Account hijacking has become a routine, large-scale threat that users and online web services face. Like a siren’s call, miscreants seek to monetize on the proliferation of personal data to remote servers. For email and cloud services, the most intimate details of our lives are guarded by a single password prompt. For online social networks, an account encompasses the social capital and trust we’ve accrued with family, friends, fans, and colleagues over our lifetime.
We recently developed a technique to detect symptoms of account hijacking (e.g., sending spam to your Twitter followers). We relied on near-duplicate detection to identify clusters of colluding users and a secondary filter that distinguishes meme participants, fraudulent accounts, and hijacked victims. We ran our algorithm on 8.7 billion tweets produced between January, 2013–October, 2013 as captured from the Twitter streaming API. In total we detected 13.8 million compromised accounts and 4.6 million fraudulent accounts that miscreants used to send over 100 million spam tweets.
Major Findings
- Account hijacking is a systematic threat that impacts nascent, casual, and core users.

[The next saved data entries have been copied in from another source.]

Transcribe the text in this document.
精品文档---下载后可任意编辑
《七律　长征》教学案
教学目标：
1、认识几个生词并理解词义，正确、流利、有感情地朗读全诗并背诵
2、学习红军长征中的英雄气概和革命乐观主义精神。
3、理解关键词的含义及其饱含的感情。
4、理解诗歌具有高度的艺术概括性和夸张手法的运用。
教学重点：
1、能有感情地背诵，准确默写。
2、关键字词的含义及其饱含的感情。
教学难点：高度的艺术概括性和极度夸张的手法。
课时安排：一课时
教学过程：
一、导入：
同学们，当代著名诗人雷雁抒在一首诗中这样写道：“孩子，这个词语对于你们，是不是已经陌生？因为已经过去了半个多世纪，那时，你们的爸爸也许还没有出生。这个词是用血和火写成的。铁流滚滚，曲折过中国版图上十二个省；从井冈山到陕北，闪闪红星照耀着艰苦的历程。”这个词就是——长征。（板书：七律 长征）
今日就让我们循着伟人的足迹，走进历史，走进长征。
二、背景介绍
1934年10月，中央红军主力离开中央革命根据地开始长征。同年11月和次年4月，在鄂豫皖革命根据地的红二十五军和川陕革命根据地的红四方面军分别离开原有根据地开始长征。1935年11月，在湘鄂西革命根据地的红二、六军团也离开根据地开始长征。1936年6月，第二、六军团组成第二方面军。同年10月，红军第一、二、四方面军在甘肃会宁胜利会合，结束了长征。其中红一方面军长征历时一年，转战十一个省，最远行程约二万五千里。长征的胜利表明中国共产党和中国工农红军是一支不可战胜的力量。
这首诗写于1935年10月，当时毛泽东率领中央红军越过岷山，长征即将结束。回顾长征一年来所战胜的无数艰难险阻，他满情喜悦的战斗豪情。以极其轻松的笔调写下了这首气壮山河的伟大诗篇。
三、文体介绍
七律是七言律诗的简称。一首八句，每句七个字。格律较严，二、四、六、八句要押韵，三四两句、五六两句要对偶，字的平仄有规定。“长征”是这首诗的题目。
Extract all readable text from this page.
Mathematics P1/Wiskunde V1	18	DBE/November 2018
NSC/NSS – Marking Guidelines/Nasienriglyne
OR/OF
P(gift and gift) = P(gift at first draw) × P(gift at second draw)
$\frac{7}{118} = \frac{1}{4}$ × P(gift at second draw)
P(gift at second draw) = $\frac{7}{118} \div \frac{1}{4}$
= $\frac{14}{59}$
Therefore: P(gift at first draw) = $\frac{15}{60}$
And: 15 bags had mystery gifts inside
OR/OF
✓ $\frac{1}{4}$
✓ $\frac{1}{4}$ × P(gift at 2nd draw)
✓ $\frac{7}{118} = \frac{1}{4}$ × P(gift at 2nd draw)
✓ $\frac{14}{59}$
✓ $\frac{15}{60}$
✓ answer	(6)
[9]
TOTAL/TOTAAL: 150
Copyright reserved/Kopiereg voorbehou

- Users or Twitter react quickly: 60% of users lose control of their account for a day; 90% for fewer than 5 days.
- Significant challenges remain with account recovery: 21% of victims never return to Twitter after the service wrests control of the victim’s account back from hijackers
- Victims become socially isolated: 56% of victims lose social connections as a consequence of hijacking
- Compromise spreads like a social or biological contagion: users are 10x more likely to fall victim to a phishing or malware campaign if 20 of their friends are compromised due to the trust they place in their relationships.